I guess what I'd like from you is the same thing I'd like from many of my evangelical brothers and sisters. That is for you to sit down, be quiet, and listen. Gay Christians like myself who have grown up in the church have spent a lifetime listening to the opinions and arguments against homosexuality. We know the arguments well. We also are painstakingly aware of your commitment to a literal view of scripture. And we know from personal experience that many evangelicals have very few appropriate boundaries when it comes to forcing a specific understanding of scripture on people who may interpret it differently. So all I'm asking (and I think you are doing this, in part, by reading my blog) is for you to let go, for a while, of your need to get your point across. Try to listen with your heart. Try to listen with the guidance of the Holy Spirit. But try not to be planning your next argument or attack while you do so.

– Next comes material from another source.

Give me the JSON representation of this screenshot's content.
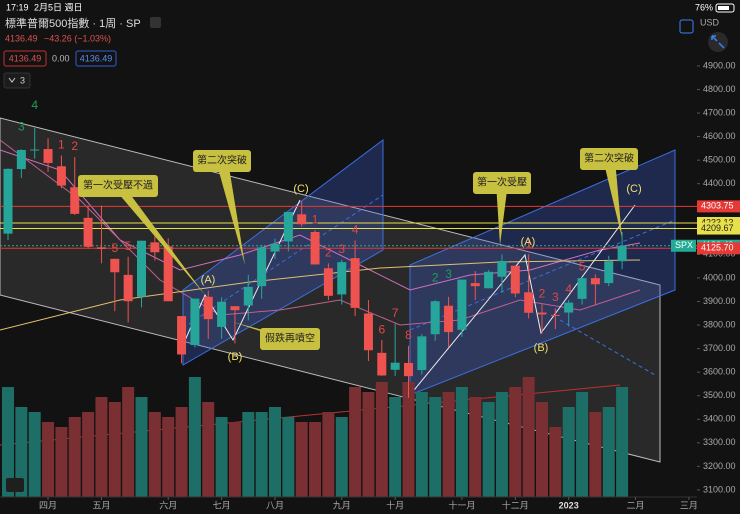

I started my blog to share my story, and it is the story of tens of thousands of gay Christians much like me who fill or have filled the pews of churches across this country and the world. You can argue scripture with me all day, and I won't be able to win. But you also won't win any of us over that way. You will only win the right to be heard if you spend time listening, even when it makes you uncomfortable. You cannot argue with my story. It is just that, MY story. It is the truth of my experience, and woven throughout that story is an even more powerful story of the grace of God meeting me at times and in ways that have saved me to the core.
I recommend that you pick up Andrew Marin's book "Love is an Orientation." I think you would appreciate and benefit from it. Andrew is an evangelical Christian who would agree with you on the scriptural interpretation, but he has some valuable things to say about where to begin the conversation with gay people. I appreciate your heart, but must tell you that you have begun the conversation in the wrong place. If you begin the conversation this way with other gay people, they will not hear you.
Thanks for engaging in this dialogue with me. Some of the things you wrote did sting a bit, but I'm still willing to be part of the conversation. And part of the reason is that I am open to the possibility that I've gotten this wrong. There, I said it! I realize and accept that I could be wrong. But it is with that admission and in the spirit of that possibility that I rest in the grace of the God who created me. God knows my heart and my life-long struggle to seek God in the midst of this journey. And I'm willing to rest in the knowledge that, at the end of the day, that's all any of us really will get by on anyway."